What does Andy Griffith’s George Lindsey, the Three Stooges’ Joe Besser, and The Grapes of Wrath’s John Carradine have in common? All have shaken the hand of Steve York, former actor with a passion for selling cars.
Growing up in northern Virginia, York moved into the local fire department at the age of 16, coupling going to school during the day with firefighting at night to pay for his room and board. His hard work ethic stayed with him as he pursued fire science in college, but as his studies found himself also attending acting classes, he realized he had a dream to work in western movies.
“I was a good horseman, and I wanted to recreate that old-timey feel,” York remembered. So in the late 70s, York found himself pursuing his dream in California, hob-knobbing with celebrities and trying to break into the industry. He continued his studies at Burbank Studios and won roles in various commercials, but he said, “It wasn’t sustainable. I came from a poor family, and I wanted so bad to make them proud of me, and knew I had to try that. But I was told that I had to want that life more than anything in the world, and I didn’t. If I had tried harder, I would have made it. But I had a job and had to make a living, and I couldn’t jeopardize that.”
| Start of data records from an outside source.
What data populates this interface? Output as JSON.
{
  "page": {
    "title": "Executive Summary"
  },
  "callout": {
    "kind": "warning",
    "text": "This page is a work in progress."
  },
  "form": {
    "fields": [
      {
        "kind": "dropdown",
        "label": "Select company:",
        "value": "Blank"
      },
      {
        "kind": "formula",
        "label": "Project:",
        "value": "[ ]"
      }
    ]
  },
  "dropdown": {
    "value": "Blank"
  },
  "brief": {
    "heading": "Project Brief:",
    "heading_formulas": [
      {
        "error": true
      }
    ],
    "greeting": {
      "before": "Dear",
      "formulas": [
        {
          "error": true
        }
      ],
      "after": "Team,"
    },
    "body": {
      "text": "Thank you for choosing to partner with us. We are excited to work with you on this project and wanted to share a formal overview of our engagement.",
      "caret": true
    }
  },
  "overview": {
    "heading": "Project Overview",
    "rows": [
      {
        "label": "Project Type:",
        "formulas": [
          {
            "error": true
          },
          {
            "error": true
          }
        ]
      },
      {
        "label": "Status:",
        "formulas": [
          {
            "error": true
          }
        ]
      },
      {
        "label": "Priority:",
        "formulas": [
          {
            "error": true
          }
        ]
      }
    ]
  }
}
York tried to juggle his time paying the rent with jobs first with Oldsmobile, then Mazda and finally Mercedes, but by the time the big earthquake of ‘94 struck, it was the final push York needed to leave the world of acting behind and pursue his knack for selling luxury vehicles.
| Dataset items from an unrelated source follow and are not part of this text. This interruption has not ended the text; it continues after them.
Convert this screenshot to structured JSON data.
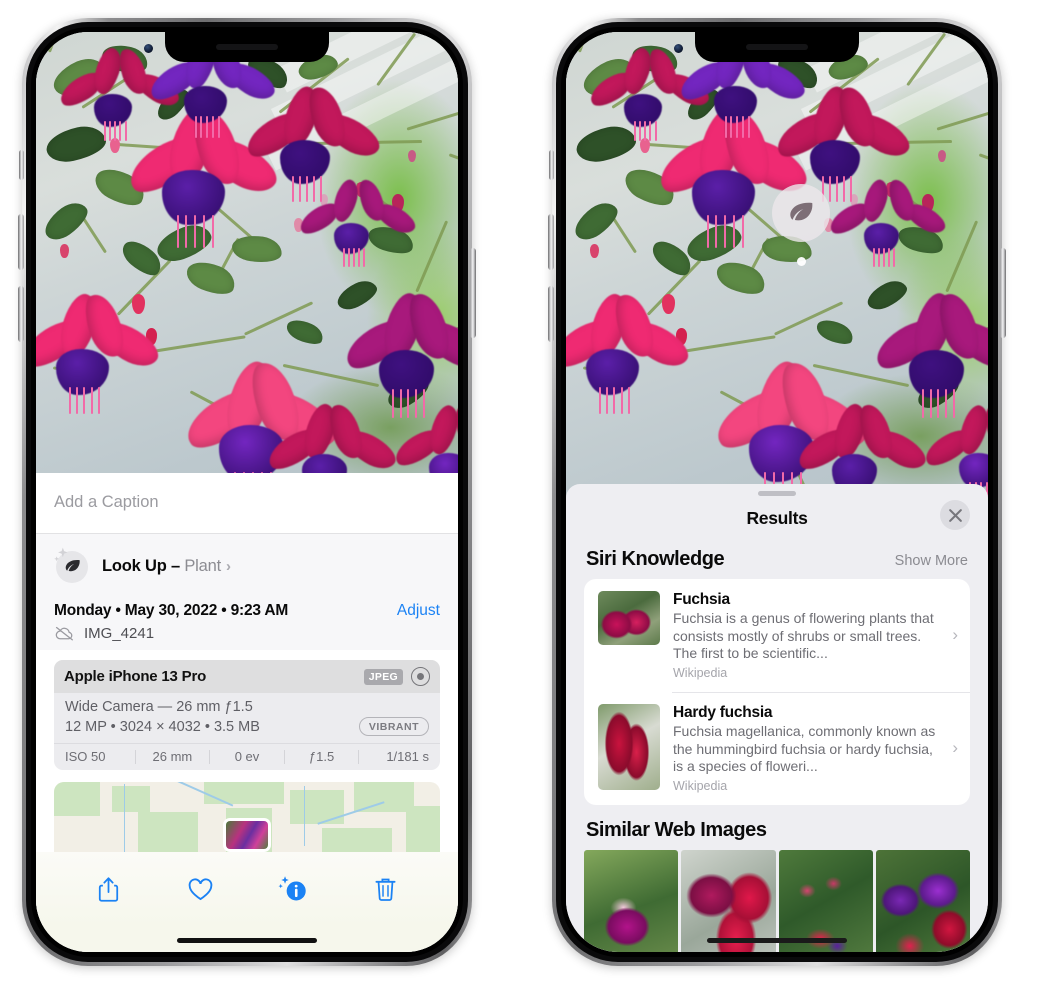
{
  "left_phone": {
    "caption": {
      "placeholder": "Add a Caption",
      "value": ""
    },
    "lookup": {
      "label": "Look Up – ",
      "subject": "Plant",
      "chevron": "›",
      "icon": "leaf-icon",
      "sparkle_icon": "sparkle-icon"
    },
    "info": {
      "date": "Monday • May 30, 2022 • 9:23 AM",
      "adjust_label": "Adjust",
      "filename": "IMG_4241",
      "cloud_icon": "cloud-slash-icon"
    },
    "camera_card": {
      "device": "Apple iPhone 13 Pro",
      "format_badge": "JPEG",
      "aperture_icon": "aperture-icon",
      "lens_line": "Wide Camera — 26 mm ƒ1.5",
      "specs_line": "12 MP • 3024 × 4032 • 3.5 MB",
      "style_badge": "VIBRANT",
      "exif": [
        "ISO 50",
        "26 mm",
        "0 ev",
        "ƒ1.5",
        "1/181 s"
      ]
    },
    "toolbar": [
      {
        "name": "share-button",
        "icon": "share-icon"
      },
      {
        "name": "favorite-button",
        "icon": "heart-icon"
      },
      {
        "name": "info-button",
        "icon": "info-sparkle-icon"
      },
      {
        "name": "delete-button",
        "icon": "trash-icon"
      }
    ],
    "map": {
      "pin_icon": "photo-pin"
    }
  },
  "right_phone": {
    "badge": {
      "icon": "leaf-icon"
    },
    "sheet": {
      "title": "Results",
      "close_label": "✕",
      "grabber": ""
    },
    "siri_knowledge": {
      "heading": "Siri Knowledge",
      "show_more": "Show More",
      "items": [
        {
          "title": "Fuchsia",
          "description": "Fuchsia is a genus of flowering plants that consists mostly of shrubs or small trees. The first to be scientific...",
          "source": "Wikipedia",
          "chevron": "›",
          "thumb": "fuchsia-red-thumb"
        },
        {
          "title": "Hardy fuchsia",
          "description": "Fuchsia magellanica, commonly known as the hummingbird fuchsia or hardy fuchsia, is a species of floweri...",
          "source": "Wikipedia",
          "chevron": "›",
          "thumb": "hardy-fuchsia-thumb"
        }
      ]
    },
    "similar_web_images": {
      "heading": "Similar Web Images",
      "items": [
        "web-image-1",
        "web-image-2",
        "web-image-3",
        "web-image-4"
      ]
    }
  },
  "colors": {
    "accent_blue": "#1b82f4",
    "sheet_gray": "#eeeef2",
    "card_gray": "#ececef",
    "text_secondary": "#6e6e74"
  }
}
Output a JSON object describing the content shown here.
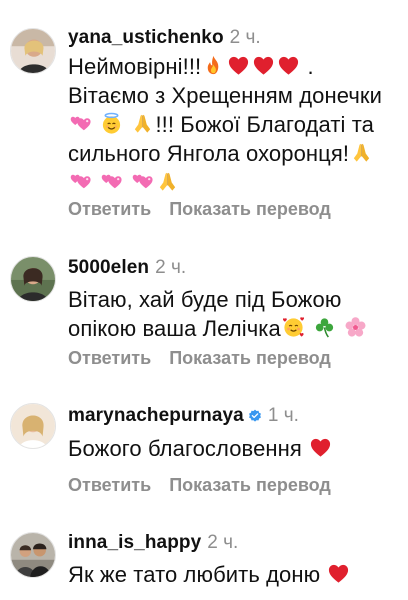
{
  "comments": [
    {
      "username": "yana_ustichenko",
      "time": "2 ч.",
      "lines": [
        "Неймовірні!!!",
        "Вітаємо з Хрещенням донечки",
        "!!! Божої Благодаті та",
        "сильного Янгола охоронця!",
        ""
      ],
      "reply": "Ответить",
      "translate": "Показать перевод"
    },
    {
      "username": "5000elen",
      "time": "2 ч.",
      "lines": [
        "Вітаю, хай буде під Божою",
        "опікою ваша Лелічка"
      ],
      "reply": "Ответить",
      "translate": "Показать перевод"
    },
    {
      "username": "marynachepurnaya",
      "time": "1 ч.",
      "verified": true,
      "lines": [
        "Божого благословення"
      ],
      "reply": "Ответить",
      "translate": "Показать перевод"
    },
    {
      "username": "inna_is_happy",
      "time": "2 ч.",
      "lines": [
        "Як же тато любить доню"
      ]
    }
  ],
  "icons": {
    "fire": "fire-icon",
    "heart": "red-heart-icon",
    "sparkling_heart": "two-hearts-icon",
    "halo": "smiling-face-with-halo-icon",
    "pray": "folded-hands-icon",
    "smiling_hearts": "smiling-face-with-hearts-icon",
    "shamrock": "shamrock-icon",
    "blossom": "cherry-blossom-icon",
    "verified": "verified-badge-icon"
  },
  "colors": {
    "text": "#111111",
    "muted": "#8e8e8e",
    "heart": "#e0202e",
    "verified": "#3897f0"
  }
}
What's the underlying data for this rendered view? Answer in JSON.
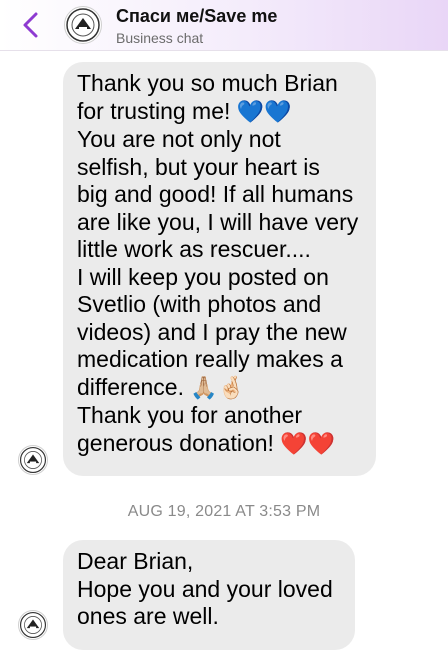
{
  "header": {
    "title": "Спаси ме/Save me",
    "subtitle": "Business chat",
    "back_icon": "chevron-left-icon",
    "accent": "#8e3bd1"
  },
  "messages": [
    {
      "sender": "business",
      "lines": [
        "Thank you so much Brian",
        "for trusting me!",
        "You are not only not",
        "selfish, but your heart is",
        "big and good! If all humans",
        "are like you, I will have very",
        "little work as rescuer....",
        "I will keep you posted on",
        "Svetlio (with photos and",
        "videos) and I pray the new",
        "medication really makes a",
        "difference.",
        "Thank you for another",
        "generous donation!"
      ],
      "emojis": {
        "line2": "💙💙",
        "line12": "🙏🏼🤞🏻",
        "line14": "❤️❤️"
      }
    },
    {
      "sender": "business",
      "lines": [
        "Dear Brian,",
        "Hope you and your loved",
        "ones are well."
      ]
    }
  ],
  "timestamp": "AUG 19, 2021 AT 3:53 PM",
  "colors": {
    "bubble": "#ebebeb",
    "timestamp": "#8a8a8a",
    "header_gradient_end": "#e9d6f7"
  }
}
“Customers on a test drive asked me why I was wasting my time selling Mazdas,” York said. “I’ve always thought about first impressions and was clean cut and had a good persona.” When he left his position as the F&I manager at Mercedes, he came back to the southeast and began to work in Tennessee at a BMW dealership where he began the first of his 16 years with the franchise. He moved to Huntsville in 2007 to take advantage of the bigger market.
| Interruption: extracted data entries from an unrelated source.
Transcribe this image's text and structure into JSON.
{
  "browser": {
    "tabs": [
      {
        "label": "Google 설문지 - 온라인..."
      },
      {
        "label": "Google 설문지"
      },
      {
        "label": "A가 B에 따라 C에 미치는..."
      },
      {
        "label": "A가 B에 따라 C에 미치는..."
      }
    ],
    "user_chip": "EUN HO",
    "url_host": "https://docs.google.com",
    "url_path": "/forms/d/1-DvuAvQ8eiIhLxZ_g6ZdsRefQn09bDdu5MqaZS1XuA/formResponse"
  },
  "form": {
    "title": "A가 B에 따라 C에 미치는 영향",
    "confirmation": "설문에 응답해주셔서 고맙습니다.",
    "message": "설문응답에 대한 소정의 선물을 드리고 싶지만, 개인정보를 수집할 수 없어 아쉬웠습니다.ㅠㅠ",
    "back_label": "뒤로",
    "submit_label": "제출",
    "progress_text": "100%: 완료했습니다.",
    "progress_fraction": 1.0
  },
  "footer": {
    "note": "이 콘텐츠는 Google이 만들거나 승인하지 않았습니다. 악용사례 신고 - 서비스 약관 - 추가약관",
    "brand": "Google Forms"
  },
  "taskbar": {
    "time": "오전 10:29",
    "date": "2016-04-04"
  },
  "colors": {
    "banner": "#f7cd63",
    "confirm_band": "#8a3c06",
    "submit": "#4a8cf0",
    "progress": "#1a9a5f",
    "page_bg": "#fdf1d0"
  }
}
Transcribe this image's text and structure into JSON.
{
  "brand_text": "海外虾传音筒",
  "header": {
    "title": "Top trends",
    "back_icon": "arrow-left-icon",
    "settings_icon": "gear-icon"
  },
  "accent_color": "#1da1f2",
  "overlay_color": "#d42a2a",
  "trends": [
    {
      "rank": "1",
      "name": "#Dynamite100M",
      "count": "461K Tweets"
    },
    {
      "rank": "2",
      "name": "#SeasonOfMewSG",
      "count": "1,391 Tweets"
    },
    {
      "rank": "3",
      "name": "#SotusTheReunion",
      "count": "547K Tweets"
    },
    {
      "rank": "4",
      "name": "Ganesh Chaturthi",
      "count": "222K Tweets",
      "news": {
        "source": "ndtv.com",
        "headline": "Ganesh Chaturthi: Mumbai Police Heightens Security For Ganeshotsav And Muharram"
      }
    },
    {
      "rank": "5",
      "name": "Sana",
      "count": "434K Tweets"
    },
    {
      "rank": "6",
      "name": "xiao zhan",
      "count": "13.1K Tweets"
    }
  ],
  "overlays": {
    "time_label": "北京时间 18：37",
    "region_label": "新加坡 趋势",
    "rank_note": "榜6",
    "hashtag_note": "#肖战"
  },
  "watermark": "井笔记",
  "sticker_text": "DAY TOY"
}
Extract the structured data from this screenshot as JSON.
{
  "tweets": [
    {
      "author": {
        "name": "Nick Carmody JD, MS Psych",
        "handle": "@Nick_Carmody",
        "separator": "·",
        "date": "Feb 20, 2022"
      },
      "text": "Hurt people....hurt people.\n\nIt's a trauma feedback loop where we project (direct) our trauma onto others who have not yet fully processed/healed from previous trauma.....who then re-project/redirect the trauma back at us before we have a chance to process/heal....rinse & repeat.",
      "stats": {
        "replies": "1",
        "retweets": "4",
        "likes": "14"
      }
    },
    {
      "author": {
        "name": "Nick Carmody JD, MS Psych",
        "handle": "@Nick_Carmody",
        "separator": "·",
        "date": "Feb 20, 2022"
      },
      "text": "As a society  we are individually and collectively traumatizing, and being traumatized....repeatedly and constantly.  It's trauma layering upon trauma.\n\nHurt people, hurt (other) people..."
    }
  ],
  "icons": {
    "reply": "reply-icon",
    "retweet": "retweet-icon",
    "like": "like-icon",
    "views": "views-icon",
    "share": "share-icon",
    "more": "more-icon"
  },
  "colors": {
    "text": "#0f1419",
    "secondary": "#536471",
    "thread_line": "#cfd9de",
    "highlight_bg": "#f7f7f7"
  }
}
While York may have left the world of film behind, he said that he continues to use some acting techniques to be able to relate to his customers. “Every time you meet a new couple, you have to make them feel comfortable, and it involves a little bit of acting. I wanted to be different and decided I can make a difference.” For York, it’s about helping the customer believe in the product he believes in.
“What’s really important to me is that I want to be able to look my customer in the eye if I run into them in a store or restaurant and know that I gave them my best and really care about them. I want them to know that I’m not only going to be there for them now, but in the future too.”